Fra l’estate e l’autunno del 2022 Alëchina, Štejn e altri membri delle Pussy riot hanno tenuto concerti a sostegno dell’Ucraina in tutta Europa.

Ottavia Piccolo legge Julija Galjamina

La lettura integrale dell’ultima dichiarazione di Julija Galjamina, pronunciata il 18 dicembre 2020.

Julija Galjamina, filologa e docente all’Università statale di Mosca (MGU) e alla Scuola superiore di Economia (VŠĖ), ha fondato il giornale indipendente “Naš sever” (Il nostro nord) ed è una delle candidate più influenti dell’opposizione democratica a Mosca; è stata consigliera municipale nel quartiere moscovita Timirjazevskij e si è candidata alla Duma cittadina e di Stato.
Nell’estate del 2019 Galjamina viene multata tre volte per aver incitato i moscoviti a manifestare dopo che i candidati dell’opposizione non erano stati ammessi alle elezioni della Duma. La manifestazione del 6 agosto 2019 viene dispersa e Galjamina sconta quindici giorni di carcere. Nell’estate del 2020 le viene intentata una causa penale ex art. 212.1 del Codice penale della Federazione russa, per “ripetute violazioni delle linee guida fissate per la promozione e lo svolgimento di riunioni e manifestazioni in luogo pubblico, dimostrazioni, cortei o picchetti”; Galjamina aveva invitato a manifestare e a raccogliere firme contro la ratifica delle modifiche alla Costituzione russa.
La condanna è a due anni con la condizionale, con un periodo di sospensione di due anni; dal 31 luglio 2020 è sottoposta a obbligo di dimora. Il 5 marzo 2022 viene condannata a trenta giorni di carcere per aver incitato a manifestare contro la guerra in Ucraina. Il 2 settembre 2022 viene iscritta nel registro degli “agenti stranieri”.

Luca Paladini legge Ismail Isaev

La lettura integrale dell’ultima dichiarazione di Ismail Isaev, pronunciata l’11 febbraio 2022.

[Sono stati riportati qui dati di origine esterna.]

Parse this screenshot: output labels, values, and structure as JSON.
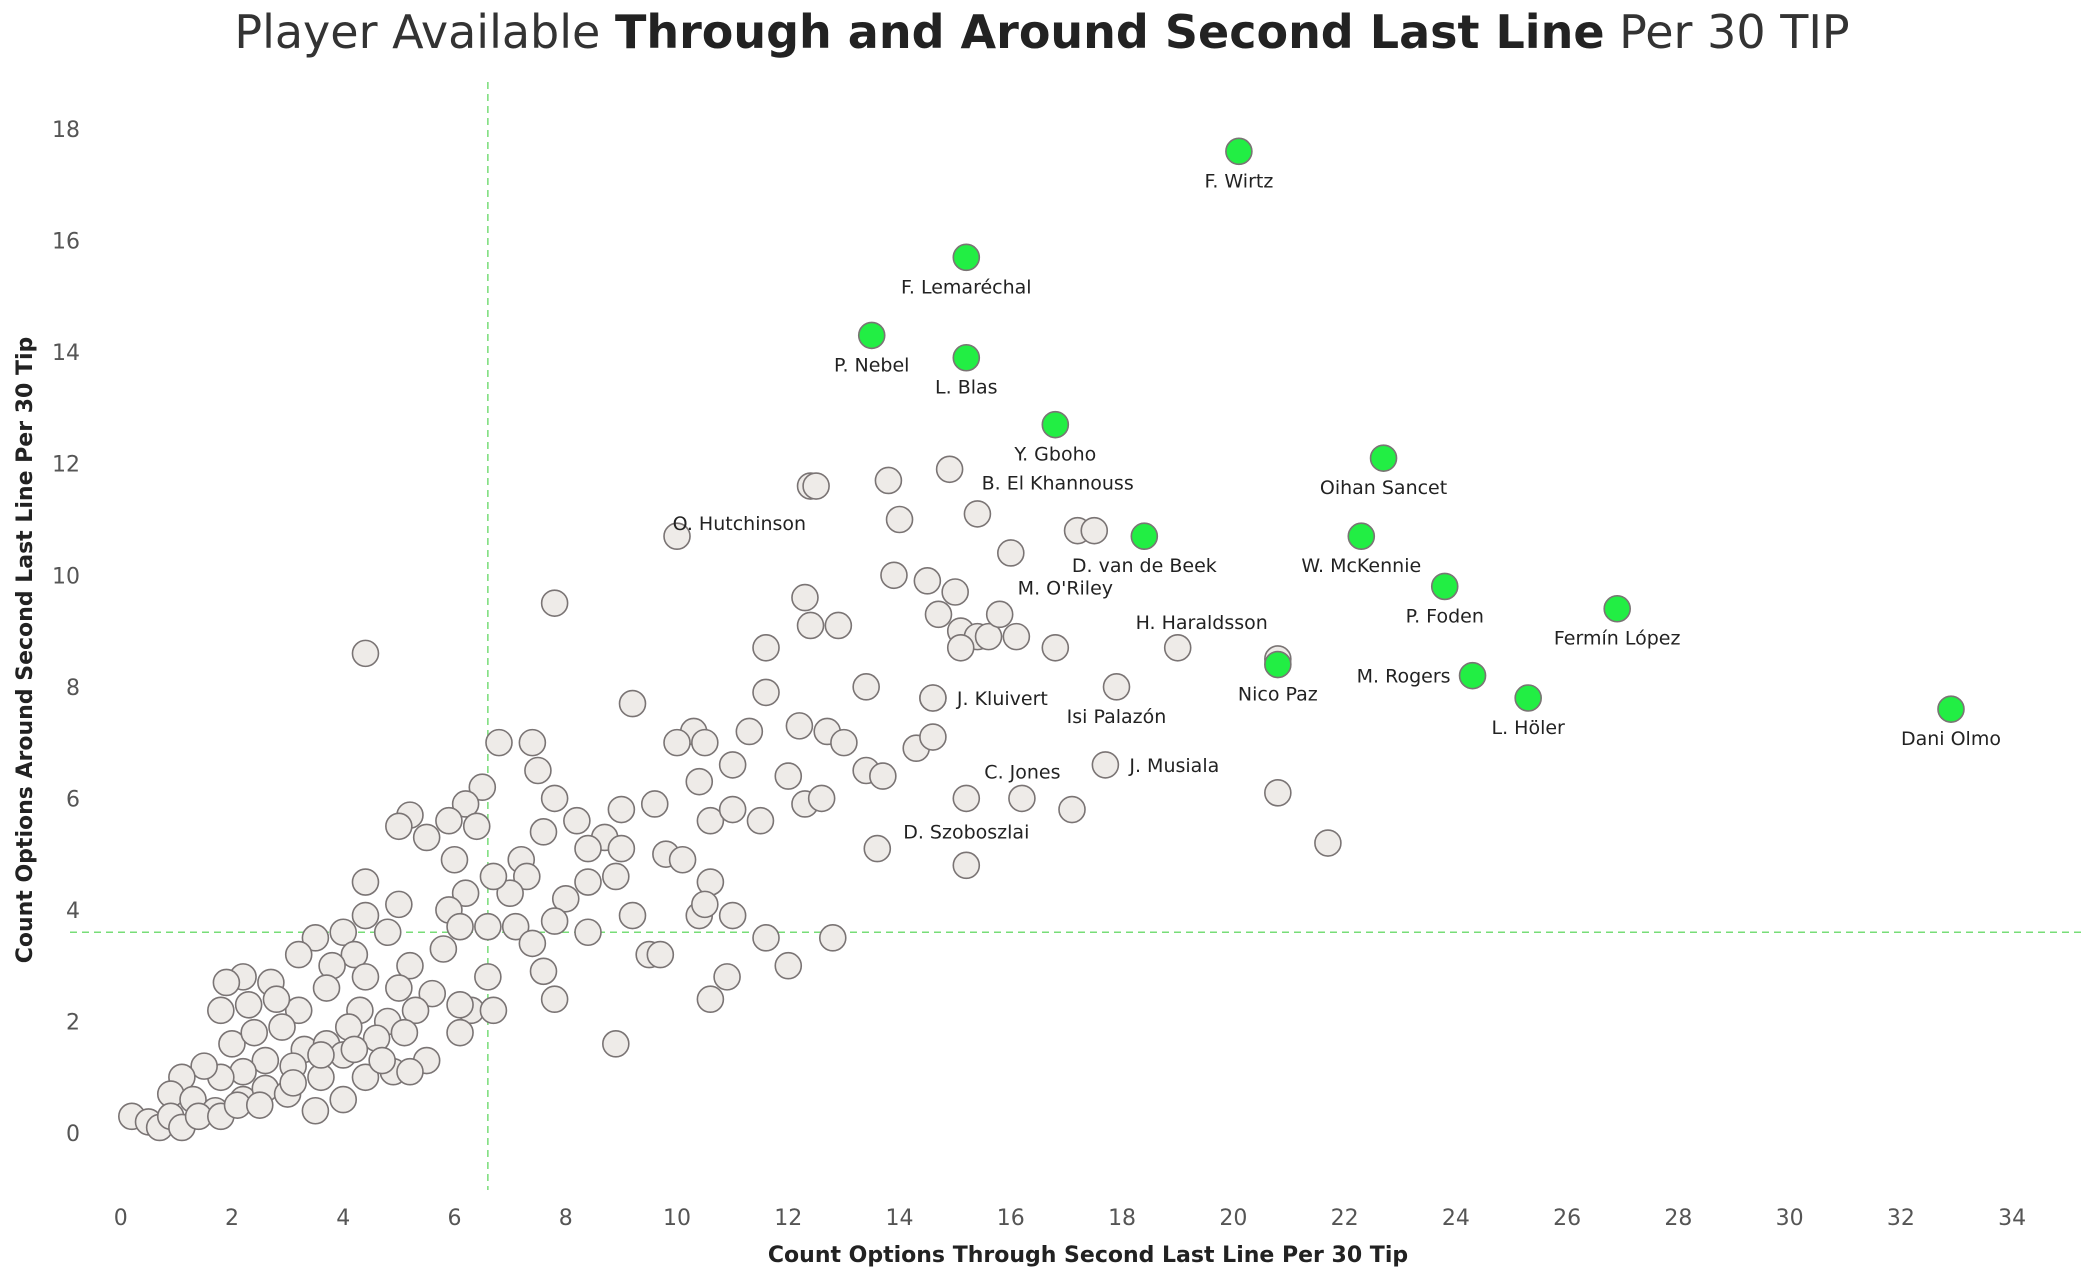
{
  "chart_data": {
    "type": "scatter",
    "title_parts": [
      "Player Available ",
      "Through and Around Second Last Line",
      " Per 30 TIP"
    ],
    "xlabel": "Count Options Through Second Last Line Per 30 Tip",
    "ylabel": "Count Options Around Second Last Line Per 30 Tip",
    "xlim": [
      -0.3,
      34.5
    ],
    "ylim": [
      -1.2,
      18.7
    ],
    "xticks": [
      0,
      2,
      4,
      6,
      8,
      10,
      12,
      14,
      16,
      18,
      20,
      22,
      24,
      26,
      28,
      30,
      32,
      34
    ],
    "yticks": [
      0,
      2,
      4,
      6,
      8,
      10,
      12,
      14,
      16,
      18
    ],
    "reference_lines": {
      "x": 6.6,
      "y": 3.6,
      "color": "#77dd77"
    },
    "colors": {
      "highlight": "#22ee44",
      "base": "#eeebe8",
      "edge": "#7a7474",
      "text": "#222222"
    },
    "highlighted": [
      {
        "name": "F. Wirtz",
        "x": 20.1,
        "y": 17.6,
        "label_pos": "below"
      },
      {
        "name": "F. Lemaréchal",
        "x": 15.2,
        "y": 15.7,
        "label_pos": "below"
      },
      {
        "name": "P. Nebel",
        "x": 13.5,
        "y": 14.3,
        "label_pos": "below"
      },
      {
        "name": "L. Blas",
        "x": 15.2,
        "y": 13.9,
        "label_pos": "below"
      },
      {
        "name": "Y. Gboho",
        "x": 16.8,
        "y": 12.7,
        "label_pos": "below"
      },
      {
        "name": "Oihan Sancet",
        "x": 22.7,
        "y": 12.1,
        "label_pos": "below"
      },
      {
        "name": "D. van de Beek",
        "x": 18.4,
        "y": 10.7,
        "label_pos": "below"
      },
      {
        "name": "W. McKennie",
        "x": 22.3,
        "y": 10.7,
        "label_pos": "below"
      },
      {
        "name": "P. Foden",
        "x": 23.8,
        "y": 9.8,
        "label_pos": "below"
      },
      {
        "name": "Fermín López",
        "x": 26.9,
        "y": 9.4,
        "label_pos": "below"
      },
      {
        "name": "Nico Paz",
        "x": 20.8,
        "y": 8.4,
        "label_pos": "below"
      },
      {
        "name": "M. Rogers",
        "x": 24.3,
        "y": 8.2,
        "label_pos": "left"
      },
      {
        "name": "L. Höler",
        "x": 25.3,
        "y": 7.8,
        "label_pos": "below"
      },
      {
        "name": "Dani Olmo",
        "x": 32.9,
        "y": 7.6,
        "label_pos": "below"
      }
    ],
    "labeled_others": [
      {
        "name": "B. El Khannouss",
        "x": 14.9,
        "y": 11.9,
        "label_pos": "below-right"
      },
      {
        "name": "O. Hutchinson",
        "x": 12.5,
        "y": 11.6,
        "label_pos": "below-left"
      },
      {
        "name": "M. O'Riley",
        "x": 15.8,
        "y": 9.3,
        "label_pos": "above-right"
      },
      {
        "name": "H. Haraldsson",
        "x": 20.8,
        "y": 8.5,
        "label_pos": "above-left"
      },
      {
        "name": "J. Kluivert",
        "x": 14.6,
        "y": 7.8,
        "label_pos": "right"
      },
      {
        "name": "Isi Palazón",
        "x": 17.9,
        "y": 8.0,
        "label_pos": "below"
      },
      {
        "name": "C. Jones",
        "x": 15.2,
        "y": 6.0,
        "label_pos": "above-right"
      },
      {
        "name": "J. Musiala",
        "x": 17.7,
        "y": 6.6,
        "label_pos": "right"
      },
      {
        "name": "D. Szoboszlai",
        "x": 15.2,
        "y": 4.8,
        "label_pos": "above"
      }
    ],
    "others": [
      [
        4.4,
        8.6
      ],
      [
        7.8,
        9.5
      ],
      [
        10.0,
        10.7
      ],
      [
        12.4,
        11.6
      ],
      [
        13.8,
        11.7
      ],
      [
        14.0,
        11.0
      ],
      [
        15.4,
        11.1
      ],
      [
        16.0,
        10.4
      ],
      [
        17.2,
        10.8
      ],
      [
        17.5,
        10.8
      ],
      [
        13.9,
        10.0
      ],
      [
        14.5,
        9.9
      ],
      [
        12.3,
        9.6
      ],
      [
        15.0,
        9.7
      ],
      [
        14.7,
        9.3
      ],
      [
        12.4,
        9.1
      ],
      [
        12.9,
        9.1
      ],
      [
        15.1,
        9.0
      ],
      [
        15.4,
        8.9
      ],
      [
        15.6,
        8.9
      ],
      [
        16.1,
        8.9
      ],
      [
        15.1,
        8.7
      ],
      [
        11.6,
        8.7
      ],
      [
        16.8,
        8.7
      ],
      [
        19.0,
        8.7
      ],
      [
        13.4,
        8.0
      ],
      [
        11.6,
        7.9
      ],
      [
        14.6,
        7.8
      ],
      [
        9.2,
        7.7
      ],
      [
        10.3,
        7.2
      ],
      [
        11.3,
        7.2
      ],
      [
        12.2,
        7.3
      ],
      [
        12.7,
        7.2
      ],
      [
        13.0,
        7.0
      ],
      [
        14.3,
        6.9
      ],
      [
        14.6,
        7.1
      ],
      [
        6.8,
        7.0
      ],
      [
        7.4,
        7.0
      ],
      [
        10.0,
        7.0
      ],
      [
        10.5,
        7.0
      ],
      [
        13.4,
        6.5
      ],
      [
        13.7,
        6.4
      ],
      [
        11.0,
        6.6
      ],
      [
        10.4,
        6.3
      ],
      [
        12.0,
        6.4
      ],
      [
        12.3,
        5.9
      ],
      [
        12.6,
        6.0
      ],
      [
        16.2,
        6.0
      ],
      [
        17.1,
        5.8
      ],
      [
        20.8,
        6.1
      ],
      [
        21.7,
        5.2
      ],
      [
        13.6,
        5.1
      ],
      [
        11.5,
        5.6
      ],
      [
        10.6,
        5.6
      ],
      [
        11.0,
        5.8
      ],
      [
        9.6,
        5.9
      ],
      [
        9.0,
        5.8
      ],
      [
        8.7,
        5.3
      ],
      [
        8.2,
        5.6
      ],
      [
        7.8,
        6.0
      ],
      [
        7.5,
        6.5
      ],
      [
        6.5,
        6.2
      ],
      [
        6.2,
        5.9
      ],
      [
        6.4,
        5.5
      ],
      [
        5.2,
        5.7
      ],
      [
        5.0,
        5.5
      ],
      [
        5.5,
        5.3
      ],
      [
        5.9,
        5.6
      ],
      [
        6.0,
        4.9
      ],
      [
        7.2,
        4.9
      ],
      [
        7.6,
        5.4
      ],
      [
        8.4,
        5.1
      ],
      [
        9.0,
        5.1
      ],
      [
        9.8,
        5.0
      ],
      [
        10.1,
        4.9
      ],
      [
        10.6,
        4.5
      ],
      [
        8.9,
        4.6
      ],
      [
        8.4,
        4.5
      ],
      [
        8.0,
        4.2
      ],
      [
        7.3,
        4.6
      ],
      [
        7.0,
        4.3
      ],
      [
        6.7,
        4.6
      ],
      [
        6.2,
        4.3
      ],
      [
        5.9,
        4.0
      ],
      [
        6.1,
        3.7
      ],
      [
        6.6,
        3.7
      ],
      [
        7.1,
        3.7
      ],
      [
        7.8,
        3.8
      ],
      [
        8.4,
        3.6
      ],
      [
        9.2,
        3.9
      ],
      [
        10.4,
        3.9
      ],
      [
        10.5,
        4.1
      ],
      [
        11.0,
        3.9
      ],
      [
        11.6,
        3.5
      ],
      [
        12.8,
        3.5
      ],
      [
        4.4,
        4.5
      ],
      [
        4.8,
        3.6
      ],
      [
        4.4,
        3.9
      ],
      [
        4.0,
        3.6
      ],
      [
        3.5,
        3.5
      ],
      [
        5.0,
        4.1
      ],
      [
        4.2,
        3.2
      ],
      [
        7.4,
        3.4
      ],
      [
        7.6,
        2.9
      ],
      [
        9.5,
        3.2
      ],
      [
        9.7,
        3.2
      ],
      [
        10.9,
        2.8
      ],
      [
        12.0,
        3.0
      ],
      [
        10.6,
        2.4
      ],
      [
        8.9,
        1.6
      ],
      [
        7.8,
        2.4
      ],
      [
        6.6,
        2.8
      ],
      [
        6.3,
        2.2
      ],
      [
        5.8,
        3.3
      ],
      [
        5.2,
        3.0
      ],
      [
        5.0,
        2.6
      ],
      [
        4.4,
        2.8
      ],
      [
        3.8,
        3.0
      ],
      [
        3.2,
        3.2
      ],
      [
        2.7,
        2.7
      ],
      [
        2.2,
        2.8
      ],
      [
        1.9,
        2.7
      ],
      [
        6.7,
        2.2
      ],
      [
        6.1,
        2.3
      ],
      [
        5.6,
        2.5
      ],
      [
        5.3,
        2.2
      ],
      [
        4.8,
        2.0
      ],
      [
        4.3,
        2.2
      ],
      [
        3.7,
        2.6
      ],
      [
        3.2,
        2.2
      ],
      [
        2.8,
        2.4
      ],
      [
        2.3,
        2.3
      ],
      [
        1.8,
        2.2
      ],
      [
        2.0,
        1.6
      ],
      [
        2.4,
        1.8
      ],
      [
        2.9,
        1.9
      ],
      [
        3.3,
        1.5
      ],
      [
        3.7,
        1.6
      ],
      [
        4.1,
        1.9
      ],
      [
        4.6,
        1.7
      ],
      [
        5.1,
        1.8
      ],
      [
        5.5,
        1.3
      ],
      [
        6.1,
        1.8
      ],
      [
        4.9,
        1.1
      ],
      [
        4.4,
        1.0
      ],
      [
        4.0,
        1.4
      ],
      [
        3.6,
        1.0
      ],
      [
        3.1,
        1.2
      ],
      [
        2.6,
        1.3
      ],
      [
        2.2,
        1.1
      ],
      [
        1.8,
        1.0
      ],
      [
        1.5,
        1.2
      ],
      [
        1.1,
        1.0
      ],
      [
        0.9,
        0.7
      ],
      [
        1.3,
        0.6
      ],
      [
        1.7,
        0.4
      ],
      [
        2.2,
        0.6
      ],
      [
        2.6,
        0.8
      ],
      [
        3.0,
        0.7
      ],
      [
        3.5,
        0.4
      ],
      [
        4.0,
        0.6
      ],
      [
        0.2,
        0.3
      ],
      [
        0.5,
        0.2
      ],
      [
        0.7,
        0.1
      ],
      [
        0.9,
        0.3
      ],
      [
        1.1,
        0.1
      ],
      [
        1.4,
        0.3
      ],
      [
        1.8,
        0.3
      ],
      [
        2.1,
        0.5
      ],
      [
        2.5,
        0.5
      ],
      [
        3.1,
        0.9
      ],
      [
        3.6,
        1.4
      ],
      [
        4.2,
        1.5
      ],
      [
        4.7,
        1.3
      ],
      [
        5.2,
        1.1
      ]
    ]
  }
}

Izmail Isaev è un ragazzo ceceno che moderava, insieme al fratello Salech Magamadov, un canale su Telegram, “Osal nakh 95” (in ceceno: “Gente senza scrupoli”), in cui criticavano le autorità cecene e l’Islam.
Dopo essere stati identificati e catturati i due fratelli vengono trattenuti per quasi due mesi insieme ad altri 27 prigionieri presso il comando del reggimento A. Kadyrov di Groznyj. Vengono continuamente picchiati, umiliati e intimiditi. Nell’aprile del 2020 i canali filo-ceceni di Telegram e Instagram diffondono dei video in cui Isaev, Magamadov e altre sei persone si scusano per quanto scritto su Telegram. Alla fine di maggio del 2020 Isaev e Magamadov vengono scarcerati, in luglio scappano dalla Cecenia alla Russia (a Nižnij Novgorod), e da lì si preparano a lasciare il paese.
Il 4 febbraio del 2021 le autorità cecene li arrestano nuovamente nel loro appartamento di Nižnij Novgorod e li riportano in Cecenia, a Gudermes.
Isaev e Magamadov vengono accusati di “partecipazione e complicità in organizzazioni armate illegali” (art. 33, comma 33; art. 208, comma 2 del Codice penale della Federazione russa) senza neanche un avvocato accanto. Secondo le autorità, nel giugno del 2020 i due fratelli avevano conosciuto su internet Rustam Borčašvili, un militante ricercato, e due volte gli avevano portato del cibo. Più o meno nello stesso periodo Borčašvili viene ucciso. Né Isaev né Magamadov testimoniano, però accettano di firmare i documenti forniti dal giudice istruttore. Gli avvocati dei due fratelli si appellano alla Corte europea per i diritti dell’uomo, ma gli inquirenti ceceni si rifiutano di adempiere alle richieste.
Il 22 febbraio del 2022 il tribunale di Ačchoj-Martan condanna Ismail Isaev a sei anni di colonia penale a regime ordinario.
L’11 maggio la Corte suprema cecena conferma la condanna. Dall’ottobre del 2022 Ismail Isaev si trova nella colonia penale n. 11 della regione di Krasnodar.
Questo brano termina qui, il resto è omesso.